Warren’s stance is that the church should not do anything with inactive members. In the chapter titled Organizing Around Your Purposes,
he implies that churches should not worry about inactive members and advocates removing them from the membership roll by redefining the meaning of membership
(Warren, 133). I view this as pushing inactive members completely out of the church and implying that they are no longer wanted or needed.
Warren believes that a church should focus on bringing new members into the church and not waste time
reaching out to the inactive members. He explains why his church does not pursue inactive members in the chapter titled Knowing Whom You Can Best Reach.
To his way of thinking, growing churches focus on reaching receptive people, whereas non-growing churches focus on re-enlisting inactive people
(Warren, 183). He further states that it takes about five times more energy to reactivate a disgruntled or carnal member than it does to win a receptive believer
(Warren, 183).
While I believe that several of Pastor Warren’s thoughts are right on the mark (especially those concerning visioning and reaching out into the community to share the good news of Christ with unbelievers), I believe that churches should also reach into their congregations to re-evangelize those members whose Holy Spirit-driven fire has waned. The body of Christ—also known as the church—must not push inactive members to the side.
In the next chapter, I provide some scriptural perspectives regarding my theological position when it comes to how the local church is called to reach out to inactives. In The Purpose Driven Church, Pastor Warren alludes to the apostle Paul’s passage on the body of Christ, but I will further expand on that passage in regards to why we cannot allow relationships with members to be deleted from our memory in favor of pursuing new Christians.
Based on Scripture, I surmise that both our church and our community will benefit from the participation and service of inactive people who return to active church participation. More importantly, all of us can benefit on a personal level from reestablished relationships.
Significance of the Problem to LUMC
I will be using LUMC as a model for local churches. No matter what size your church is, your church may have the same issue within its membership.

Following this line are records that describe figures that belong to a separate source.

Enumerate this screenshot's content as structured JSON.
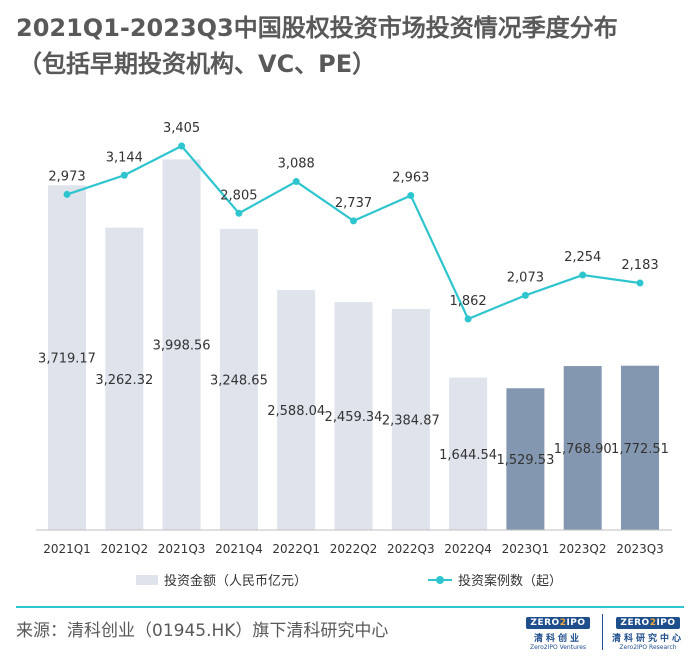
{
  "title_line1": "2021Q1-2023Q3中国股权投资市场投资情况季度分布",
  "title_line2": "（包括早期投资机构、VC、PE）",
  "legend": {
    "bar_label": "投资金额（人民币亿元）",
    "line_label": "投资案例数（起）"
  },
  "source": "来源：清科创业（01945.HK）旗下清科研究中心",
  "logos": {
    "left": {
      "mark_a": "ZERO",
      "mark_b": "2",
      "mark_c": "IPO",
      "cn": "清科创业",
      "en": "Zero2IPO Ventures"
    },
    "right": {
      "mark_a": "ZERO",
      "mark_b": "2",
      "mark_c": "IPO",
      "cn": "清科研究中心",
      "en": "Zero2IPO Research"
    }
  },
  "chart_data": {
    "type": "bar",
    "categories": [
      "2021Q1",
      "2021Q2",
      "2021Q3",
      "2021Q4",
      "2022Q1",
      "2022Q2",
      "2022Q3",
      "2022Q4",
      "2023Q1",
      "2023Q2",
      "2023Q3"
    ],
    "series": [
      {
        "name": "投资金额（人民币亿元）",
        "type": "bar",
        "values": [
          3719.17,
          3262.32,
          3998.56,
          3248.65,
          2588.04,
          2459.34,
          2384.87,
          1644.54,
          1529.53,
          1768.9,
          1772.51
        ],
        "labels": [
          "3,719.17",
          "3,262.32",
          "3,998.56",
          "3,248.65",
          "2,588.04",
          "2,459.34",
          "2,384.87",
          "1,644.54",
          "1,529.53",
          "1,768.90",
          "1,772.51"
        ]
      },
      {
        "name": "投资案例数（起）",
        "type": "line",
        "values": [
          2973,
          3144,
          3405,
          2805,
          3088,
          2737,
          2963,
          1862,
          2073,
          2254,
          2183
        ],
        "labels": [
          "2,973",
          "3,144",
          "3,405",
          "2,805",
          "3,088",
          "2,737",
          "2,963",
          "1,862",
          "2,073",
          "2,254",
          "2,183"
        ]
      }
    ],
    "colors": {
      "bar": "#dfe3ec",
      "bar_highlight": "#8497b0",
      "line": "#2ec5cf"
    },
    "highlighted_categories": [
      "2023Q1",
      "2023Q2",
      "2023Q3"
    ],
    "grid": false
  }
}
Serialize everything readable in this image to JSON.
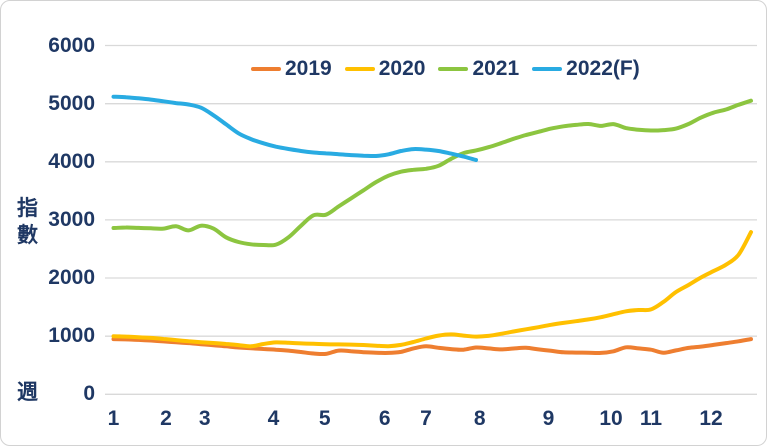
{
  "colors": {
    "text": "#1f3864",
    "grid": "#d9d9d9",
    "background": "#ffffff",
    "card_border": "#d2d2d2",
    "series_2019": "#ee7e30",
    "series_2020": "#ffc000",
    "series_2021": "#8cc540",
    "series_2022f": "#29abe2"
  },
  "chart_data": {
    "type": "line",
    "title": "",
    "ylabel": "指數",
    "xlabel": "週",
    "x_unit": "week-of-year, labeled by month 1-12",
    "ylim": [
      0,
      6000
    ],
    "yticks": [
      0,
      1000,
      2000,
      3000,
      4000,
      5000,
      6000
    ],
    "xticks": [
      {
        "label": "1",
        "week": 1
      },
      {
        "label": "2",
        "week": 5.2
      },
      {
        "label": "3",
        "week": 8.3
      },
      {
        "label": "4",
        "week": 13.8
      },
      {
        "label": "5",
        "week": 17.9
      },
      {
        "label": "6",
        "week": 22.7
      },
      {
        "label": "7",
        "week": 26
      },
      {
        "label": "8",
        "week": 30.3
      },
      {
        "label": "9",
        "week": 35.8
      },
      {
        "label": "10",
        "week": 40.8
      },
      {
        "label": "11",
        "week": 44
      },
      {
        "label": "12",
        "week": 48.8
      }
    ],
    "grid": "horizontal",
    "legend_position": "top",
    "series": [
      {
        "name": "2019",
        "color": "#ee7e30",
        "start_week": 1,
        "values": [
          950,
          945,
          935,
          925,
          910,
          895,
          880,
          862,
          845,
          825,
          805,
          792,
          780,
          768,
          752,
          728,
          702,
          695,
          752,
          742,
          725,
          715,
          712,
          730,
          790,
          825,
          800,
          778,
          768,
          805,
          790,
          772,
          788,
          800,
          772,
          748,
          722,
          718,
          715,
          712,
          740,
          808,
          790,
          768,
          715,
          755,
          798,
          820,
          850,
          880,
          912,
          950
        ]
      },
      {
        "name": "2020",
        "color": "#ffc000",
        "start_week": 1,
        "values": [
          1000,
          992,
          982,
          970,
          952,
          932,
          912,
          896,
          882,
          866,
          846,
          826,
          866,
          892,
          886,
          876,
          868,
          862,
          858,
          855,
          848,
          836,
          828,
          850,
          900,
          960,
          1010,
          1030,
          1010,
          992,
          1005,
          1040,
          1080,
          1118,
          1155,
          1195,
          1228,
          1258,
          1288,
          1326,
          1378,
          1428,
          1450,
          1460,
          1590,
          1760,
          1880,
          2010,
          2120,
          2230,
          2400,
          2790
        ]
      },
      {
        "name": "2021",
        "color": "#8cc540",
        "start_week": 1,
        "values": [
          2860,
          2870,
          2862,
          2855,
          2850,
          2890,
          2820,
          2900,
          2850,
          2700,
          2620,
          2580,
          2568,
          2575,
          2700,
          2900,
          3080,
          3090,
          3230,
          3370,
          3510,
          3650,
          3760,
          3830,
          3862,
          3880,
          3930,
          4050,
          4150,
          4195,
          4250,
          4320,
          4395,
          4460,
          4515,
          4570,
          4610,
          4635,
          4650,
          4618,
          4648,
          4580,
          4550,
          4538,
          4545,
          4570,
          4650,
          4760,
          4845,
          4900,
          4980,
          5050
        ]
      },
      {
        "name": "2022(F)",
        "color": "#29abe2",
        "start_week": 1,
        "values": [
          5120,
          5110,
          5092,
          5070,
          5040,
          5010,
          4985,
          4930,
          4800,
          4645,
          4490,
          4390,
          4318,
          4260,
          4220,
          4185,
          4160,
          4145,
          4130,
          4115,
          4105,
          4100,
          4128,
          4185,
          4218,
          4210,
          4185,
          4140,
          4090,
          4030
        ]
      }
    ]
  }
}
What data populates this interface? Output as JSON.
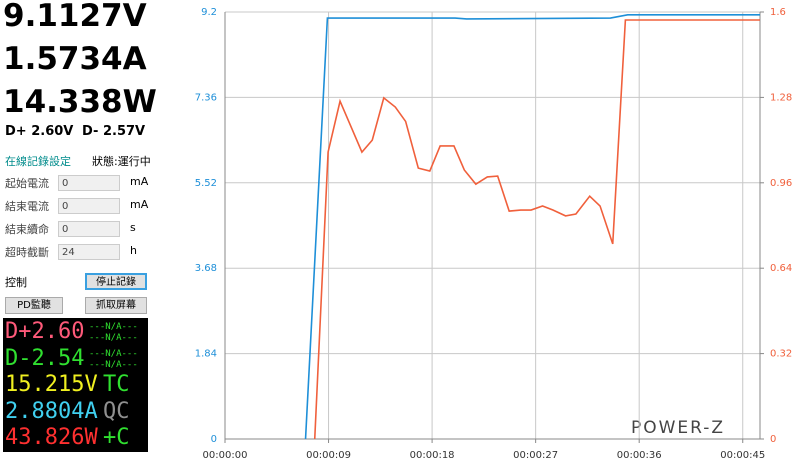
{
  "readings": {
    "voltage": "9.1127V",
    "current": "1.5734A",
    "power": "14.338W",
    "dplus": "D+ 2.60V",
    "dminus": "D- 2.57V"
  },
  "panel": {
    "title": "在線記錄設定",
    "status": "狀態:運行中",
    "rows": [
      {
        "label": "起始電流",
        "value": "0",
        "unit": "mA"
      },
      {
        "label": "結束電流",
        "value": "0",
        "unit": "mA"
      },
      {
        "label": "結束續命",
        "value": "0",
        "unit": "s"
      },
      {
        "label": "超時截斷",
        "value": "24",
        "unit": "h"
      }
    ],
    "control": "控制",
    "stop": "停止記錄",
    "pd": "PD監聽",
    "capture": "抓取屏幕"
  },
  "lcd": {
    "rows": [
      {
        "main": "D+2.60",
        "side": [
          "---N/A---",
          "---N/A---"
        ]
      },
      {
        "main": "D-2.54",
        "side": [
          "---N/A---",
          "---N/A---"
        ]
      },
      {
        "main": "15.215V",
        "side": [
          "TC"
        ]
      },
      {
        "main": "2.8804A",
        "side": [
          "QC"
        ]
      },
      {
        "main": "43.826W",
        "side": [
          "+C"
        ]
      }
    ]
  },
  "logo": "POWER-Z",
  "chart_data": {
    "type": "line",
    "grid": true,
    "xlim": [
      0,
      46.5
    ],
    "xticks": [
      {
        "value": 0,
        "label": "00:00:00"
      },
      {
        "value": 9,
        "label": "00:00:09"
      },
      {
        "value": 18,
        "label": "00:00:18"
      },
      {
        "value": 27,
        "label": "00:00:27"
      },
      {
        "value": 36,
        "label": "00:00:36"
      },
      {
        "value": 45,
        "label": "00:00:45"
      }
    ],
    "ylim": [
      0,
      9.2
    ],
    "yticks": [
      0,
      1.84,
      3.68,
      5.52,
      7.36,
      9.2
    ],
    "y2lim": [
      0,
      1.6
    ],
    "y2ticks": [
      0,
      0.32,
      0.64,
      0.96,
      1.28,
      1.6
    ],
    "series": [
      {
        "color": "#1e8fd8",
        "x": [
          7.0,
          8.9,
          20,
          21,
          33.5,
          35,
          46.5
        ],
        "values": [
          0,
          9.07,
          9.07,
          9.05,
          9.07,
          9.14,
          9.14
        ]
      },
      {
        "color": "#f0603c",
        "axis": "y2",
        "x": [
          7.8,
          8.96,
          10.0,
          11.9,
          12.8,
          13.8,
          14.8,
          15.7,
          16.8,
          17.8,
          18.7,
          19.9,
          20.8,
          21.8,
          22.8,
          23.7,
          24.7,
          25.7,
          26.6,
          27.6,
          28.5,
          29.6,
          30.5,
          31.7,
          32.6,
          33.7,
          34.8,
          46.5
        ],
        "values": [
          0,
          1.075,
          1.266,
          1.075,
          1.12,
          1.278,
          1.244,
          1.19,
          1.015,
          1.004,
          1.098,
          1.098,
          1.008,
          0.955,
          0.982,
          0.985,
          0.854,
          0.858,
          0.858,
          0.873,
          0.858,
          0.836,
          0.843,
          0.91,
          0.873,
          0.731,
          1.57,
          1.57
        ]
      }
    ]
  }
}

Most churches have a large number of inactive members on their membership rolls, especially well-established churches or churches whose polity will not allow instant removal for inactivity.
LUMC is located in the South Georgia Annual Conference of the UMC. At the end of 2007, LUMC reported 386 members with an average Sunday morning worship attendance of 117. Only 30 percent of church members attended church on a regular basis! This statistic was close to what I had been told in seminary and what I had experienced as a lay leader within several churches. Having been the pastor-in-charge of several UM churches, I found that this was the rule instead of the exception. I discovered through many discussions with other pastors and lay leaders that well-established churches within my annual conference experienced this same problem.
Our Sunday School saw eighty-one people on the rolls with an average weekly attendance of forty-nine. Only 13 percent of church members attended Sunday School! Being a medium-size church of more than three hundred members, Sunday School was the primary weekly Christian education endeavor because more people attended Sunday School than the midweek Bible studies.